Although faced with tepid power demand from distribution companies
(discoms) as the energy scenario in the country remains muted, India Power Corporation
(IPC) is focusing on increasing its generation capacity through the acquisition route as it believes that there will be a demand rebound in the next one and a half years.
After the acquisition of 89 per cent controlling stake in the 1,000 megawatt (Mw) Meenakshi Energy power plant
in Nellore in Andhra Pradesh, the company has acquired a 36-Mw solar power plant
from Punj Lloyd in Uttarakhand where it is investing Rs 225 crore.
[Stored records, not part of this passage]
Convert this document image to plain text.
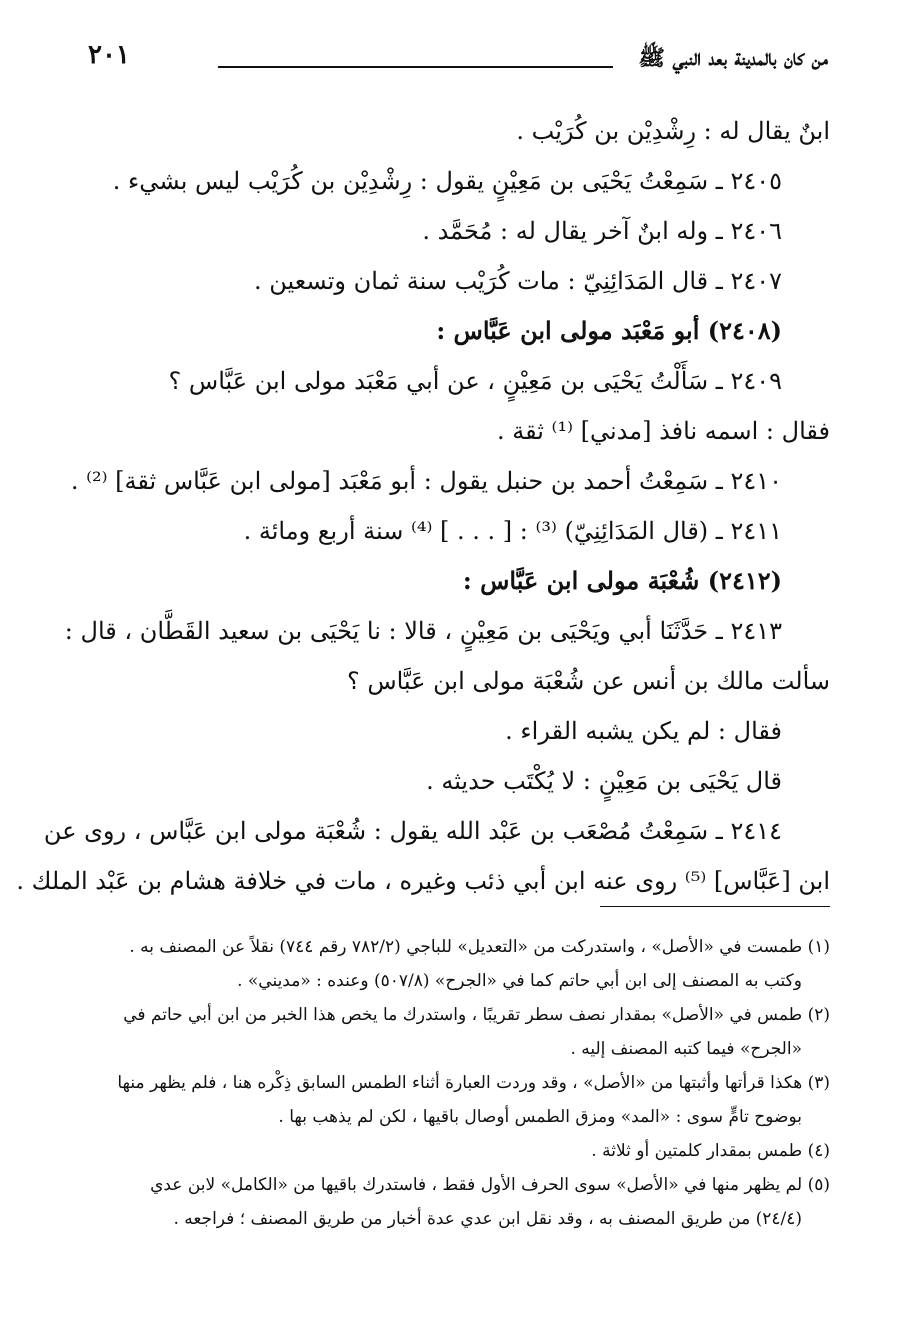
من كان بالمدينة بعد النبي ﷺ
٢٠١
ابنٌ يقال له : رِشْدِيْن بن كُرَيْب .
٢٤٠٥ ـ سَمِعْتُ يَحْيَى بن مَعِيْنٍ يقول : رِشْدِيْن بن كُرَيْب ليس بشيء .
٢٤٠٦ ـ وله ابنٌ آخر يقال له : مُحَمَّد .
٢٤٠٧ ـ قال المَدَائِنِيّ : مات كُرَيْب سنة ثمان وتسعين .
(٢٤٠٨) أبو مَعْبَد مولى ابن عَبَّاس :
٢٤٠٩ ـ سَأَلْتُ يَحْيَى بن مَعِيْنٍ ، عن أبي مَعْبَد مولى ابن عَبَّاس ؟
فقال : اسمه نافذ [مدني] ⁽¹⁾ ثقة .
٢٤١٠ ـ سَمِعْتُ أحمد بن حنبل يقول : أبو مَعْبَد [مولى ابن عَبَّاس ثقة] ⁽²⁾ .
٢٤١١ ـ (قال المَدَائِنِيّ) ⁽³⁾ : [ . . . ] ⁽⁴⁾ سنة أربع ومائة .
(٢٤١٢) شُعْبَة مولى ابن عَبَّاس :
٢٤١٣ ـ حَدَّثَنَا أبي ويَحْيَى بن مَعِيْنٍ ، قالا : نا يَحْيَى بن سعيد القَطَّان ، قال :
سألت مالك بن أنس عن شُعْبَة مولى ابن عَبَّاس ؟
فقال : لم يكن يشبه القراء .
قال يَحْيَى بن مَعِيْنٍ : لا يُكْتَب حديثه .
٢٤١٤ ـ سَمِعْتُ مُصْعَب بن عَبْد الله يقول : شُعْبَة مولى ابن عَبَّاس ، روى عن
ابن [عَبَّاس] ⁽⁵⁾ روى عنه ابن أبي ذئب وغيره ، مات في خلافة هشام بن عَبْد الملك .
(١) طمست في «الأصل» ، واستدركت من «التعديل» للباجي (٧٨٢/٢ رقم ٧٤٤) نقلاً عن المصنف به .
وكتب به المصنف إلى ابن أبي حاتم كما في «الجرح» (٥٠٧/٨) وعنده : «مديني» .
(٢) طمس في «الأصل» بمقدار نصف سطر تقريبًا ، واستدرك ما يخص هذا الخبر من ابن أبي حاتم في
«الجرح» فيما كتبه المصنف إليه .
(٣) هكذا قرأتها وأثبتها من «الأصل» ، وقد وردت العبارة أثناء الطمس السابق ذِكْره هنا ، فلم يظهر منها
بوضوح تامٍّ سوى : «المد» ومزق الطمس أوصال باقيها ، لكن لم يذهب بها .
(٤) طمس بمقدار كلمتين أو ثلاثة .
(٥) لم يظهر منها في «الأصل» سوى الحرف الأول فقط ، فاستدرك باقيها من «الكامل» لابن عدي
(٢٤/٤) من طريق المصنف به ، وقد نقل ابن عدي عدة أخبار من طريق المصنف ؛ فراجعه .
Currently, IPC’s generation capacity stands at 1,650 Mw, of which around 450 Mw has been commissioned while it has short-term power purchase agreements (PPAs) with Telangana and Andhra Pradesh for 200 Mw.
The company’s chairman, Hemant Kanoria, said that project commissioning is being delayed on account of tepid demand of power from discoms.
However, the company is keeping provisions ready to commission the projects once demand starts picking up.
His son, Raghav Raj Kanoria, who will be taking charge as IPC’s additional director as well as managing director from June 1, said, “In another 1-1.5 years, we expect the demand from discoms
to pick up.”
However, although its 250 Mw is idling on account of lack of PPAs, IPC
isn’t keen to sell power to exchanges.
“The rate is low and we would prefer not to sell more than 30 per cent of the total generation to them,” Raghav Raj Kanoria said, adding that IPC
is eyeing further acquisitions in Uttar Pradesh, Jharkhand, and Maharashtra, both in renewable as well as thermal categories.
Previously, Hemant Kanoria, who has targeted a 2,000-Mw capacity in the near term, had indicated that the company’s growth in power generation would be through the acquisition route and he will be eyeing stressed plants owned by private companies.
While the company, optimist about the power demand rebound, is focusing on expanding the generation portfolio, it is also keen to expand its distribution network as well from the current licences in Gaya in Bihar and Asansol in West Bengal.
“We will be looking at Rajasthan, Jharkhand, Odisha and Uttarakhand for distribution licences,” Raghav Raj Kanoria said.
Currently, the distribution business accounts for 50 per cent of the company’s turnover. However, its share is likely to fall to 25 per cent in the near term as the company will renew its focus on the generation business.
“Ideally we want to keep distribution’s share at 50 per cent”, he added.
For the financial year ended March 31, 2017, IPC
posted a 1.43 per cent increase in its net profit at Rs 38.18 crore as against the profit of Rs 37.64 crore during 2015-16.